Vibrations #30 : Belle-Île, partie 4

Achille le pédé de friction qui écrit Vibration à belle-île

Previously: J’ai dépassé le lavoir et il me reste quelques centaines de mètres avant le hameau, quand, dans l’obscurité fraîche, j’entends une voix: “Achille, c‘est toi?”

C’est Mathilde, la fille d’hier, qui me regarde dans le clair de lune. Elle semble être avec ses parents. Elle les quitte pour me rejoindre.

« — Achille, tu as eu mon numéro ?

— Quel numéro? Ah c’était toi le papier ?

— Tu ne l’as pas lu?

— La pluie l’a détruit.

— Ah, bon alors il faut que je te dise. Tout ça reste entre nous OK?

— Tout ça quoi?

— Promets-le.

— Ok c’est promis.

— Bon alors écoute.

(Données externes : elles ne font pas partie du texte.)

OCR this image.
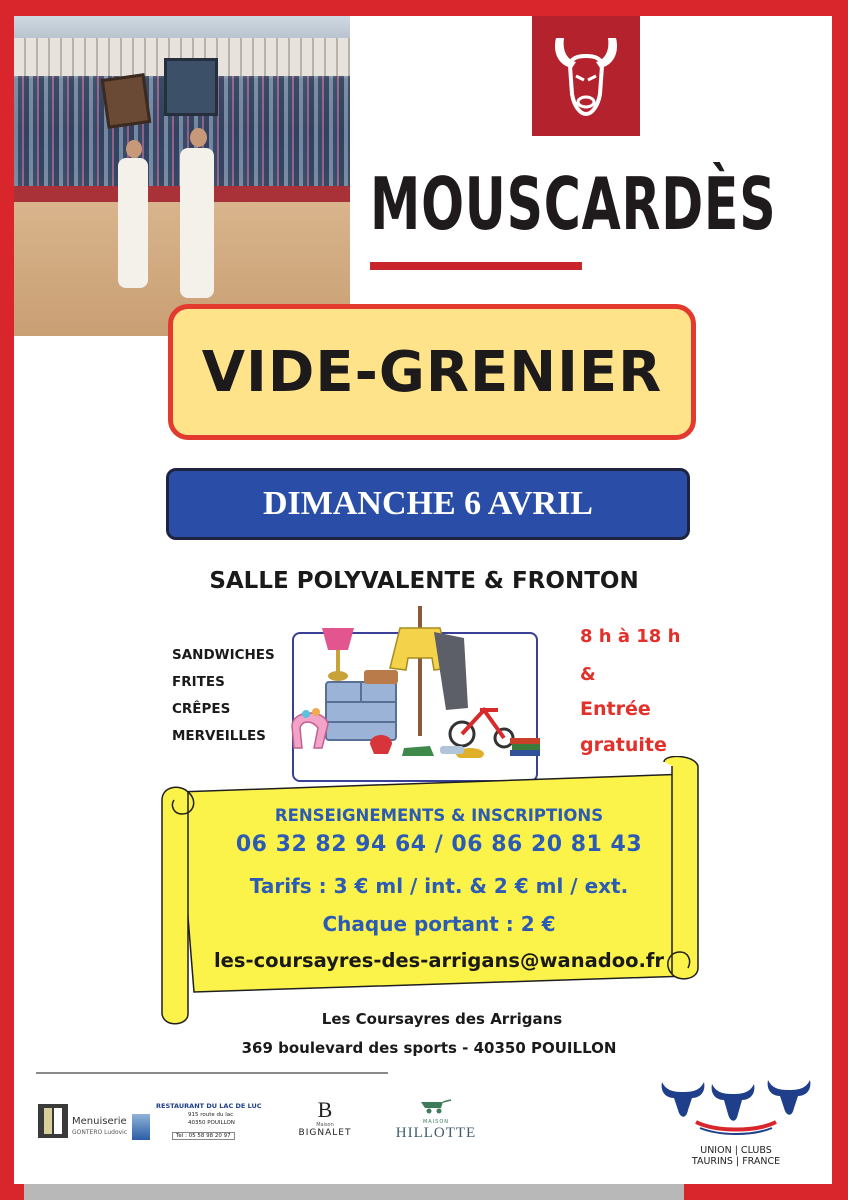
MOUSCARDÈS
VIDE-GRENIER
DIMANCHE 6 AVRIL
SALLE POLYVALENTE & FRONTON
SANDWICHES
FRITES
CRÊPES
MERVEILLES
8 h à 18 h
&
Entrée
gratuite
RENSEIGNEMENTS & INSCRIPTIONS
06 32 82 94 64 / 06 86 20 81 43
Tarifs : 3 € ml / int. & 2 € ml / ext.
Chaque portant : 2 €
les-coursayres-des-arrigans@wanadoo.fr
Les Coursayres des Arrigans
369 boulevard des sports - 40350 POUILLON
Menuiserie
GONTERO Ludovic
RESTAURANT DU LAC DE LUC
915 route du lac
40350 POUILLON
Tel : 05 58 98 20 97
B
Maison
BIGNALET
MAISON
HILLOTTE
UNION | CLUBS
TAURINS | FRANCE
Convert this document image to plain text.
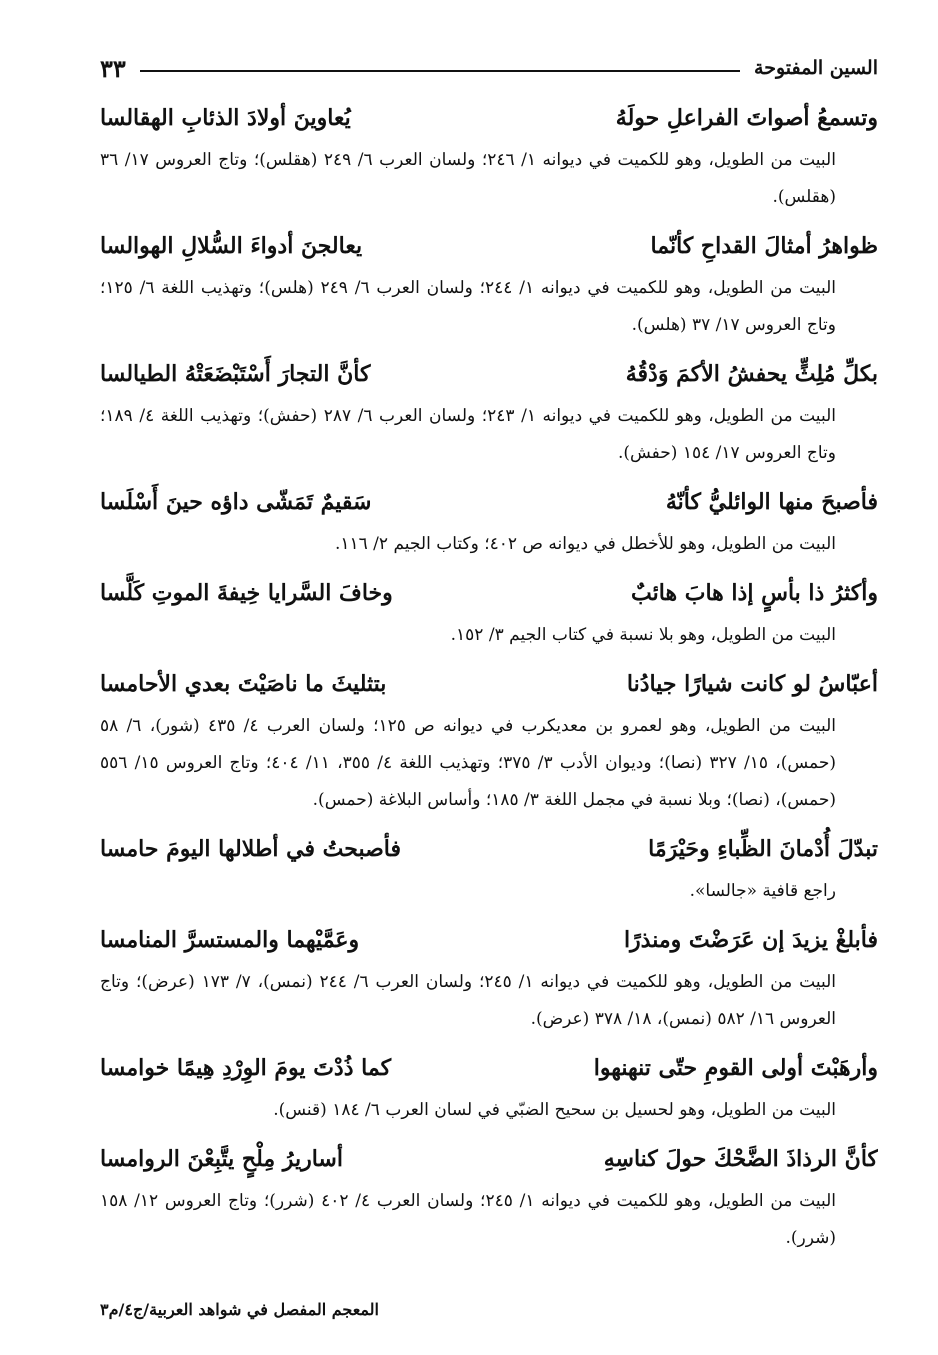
السين المفتوحة
٣٣
وتسمعُ أصواتَ الفراعلِ حولَهُ
يُعاوينَ أولادَ الذئابِ الهقالسا
البيت من الطويل، وهو للكميت في ديوانه ١/ ٢٤٦؛ ولسان العرب ٦/ ٢٤٩ (هقلس)؛ وتاج العروس ١٧/ ٣٦ (هقلس).
ظواهرُ أمثالَ القداحِ كأنّما
يعالجنَ أدواءَ السُّلالِ الهوالسا
البيت من الطويل، وهو للكميت في ديوانه ١/ ٢٤٤؛ ولسان العرب ٦/ ٢٤٩ (هلس)؛ وتهذيب اللغة ٦/ ١٢٥؛ وتاج العروس ١٧/ ٣٧ (هلس).
بكلِّ مُلِثٍّ يحفشُ الأكمَ وَدْقُهُ
كأنَّ التجارَ أَسْتَبْضَعَتْهُ الطيالسا
البيت من الطويل، وهو للكميت في ديوانه ١/ ٢٤٣؛ ولسان العرب ٦/ ٢٨٧ (حفش)؛ وتهذيب اللغة ٤/ ١٨٩؛ وتاج العروس ١٧/ ١٥٤ (حفش).
فأصبحَ منها الوائليُّ كأنّهُ
سَقيمٌ تَمَشّى داؤه حينَ أَسْلَسا
البيت من الطويل، وهو للأخطل في ديوانه ص ٤٠٢؛ وكتاب الجيم ٢/ ١١٦.
وأكثرُ ذا بأسٍ إذا هابَ هائبٌ
وخافَ السَّرايا خِيفةَ الموتِ كَلَّسا
البيت من الطويل، وهو بلا نسبة في كتاب الجيم ٣/ ١٥٢.
أعبّاسُ لو كانت شيارًا جيادُنا
بتثليثَ ما ناصَيْتَ بعدي الأحامسا
البيت من الطويل، وهو لعمرو بن معديكرب في ديوانه ص ١٢٥؛ ولسان العرب ٤/ ٤٣٥ (شور)، ٦/ ٥٨ (حمس)، ١٥/ ٣٢٧ (نصا)؛ وديوان الأدب ٣/ ٣٧٥؛ وتهذيب اللغة ٤/ ٣٥٥، ١١/ ٤٠٤؛ وتاج العروس ١٥/ ٥٥٦ (حمس)، (نصا)؛ وبلا نسبة في مجمل اللغة ٣/ ١٨٥؛ وأساس البلاغة (حمس).
تبدّلَ أُدْمانَ الظِّباءِ وحَيْرَمًا
فأصبحتُ في أطلالها اليومَ حامسا
راجع قافية «جالسا».
فأبلغْ يزيدَ إن عَرَضْتَ ومنذرًا
وعَمَّيْهما والمستسرَّ المنامسا
البيت من الطويل، وهو للكميت في ديوانه ١/ ٢٤٥؛ ولسان العرب ٦/ ٢٤٤ (نمس)، ٧/ ١٧٣ (عرض)؛ وتاج العروس ١٦/ ٥٨٢ (نمس)، ١٨/ ٣٧٨ (عرض).
وأرهَبْتَ أولى القومِ حتّى تنهنهوا
كما ذُدْتَ يومَ الوِرْدِ هِيمًا خوامسا
البيت من الطويل، وهو لحسيل بن سحيح الضبّي في لسان العرب ٦/ ١٨٤ (قنس).
كأنَّ الرذاذَ الضَّحْكَ حولَ كناسِهِ
أساريرُ مِلْحٍ يتَّبِعْنَ الروامسا
البيت من الطويل، وهو للكميت في ديوانه ١/ ٢٤٥؛ ولسان العرب ٤/ ٤٠٢ (شرر)؛ وتاج العروس ١٢/ ١٥٨ (شرر).
المعجم المفصل في شواهد العربية/ج٤/م٣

Ça fait des années qu’on pense qu’Augustin est gay, et qu’il ne veut pas se le dire, alors je me suis dit, vu que c’est mon meilleur ami, que j’avais mon rôle à jouer, tu vois?

— T’es pas drôle, tu sais.

— J’ai vu comme tu le regardais, et j’ai entendu comme il parlait de toi, hier soir, en rentrant.

— Tu sais qu’on ne fait pas ça quand on est sain d’esprit ?

— Je m’en fous, je veux qu’il aille mieux, qu’il soit lui-même. C’est un acte d’amitié.

— Mal placé ».

Petit à petit, je me calme, et nous nous asseyons contre le granit du lavoir. Je dis : « Tu sais il faut me comprendre, j’ai toujours été “l’expérience gay” de mes potes, je n’ai pas envie d’être résumé à ça ».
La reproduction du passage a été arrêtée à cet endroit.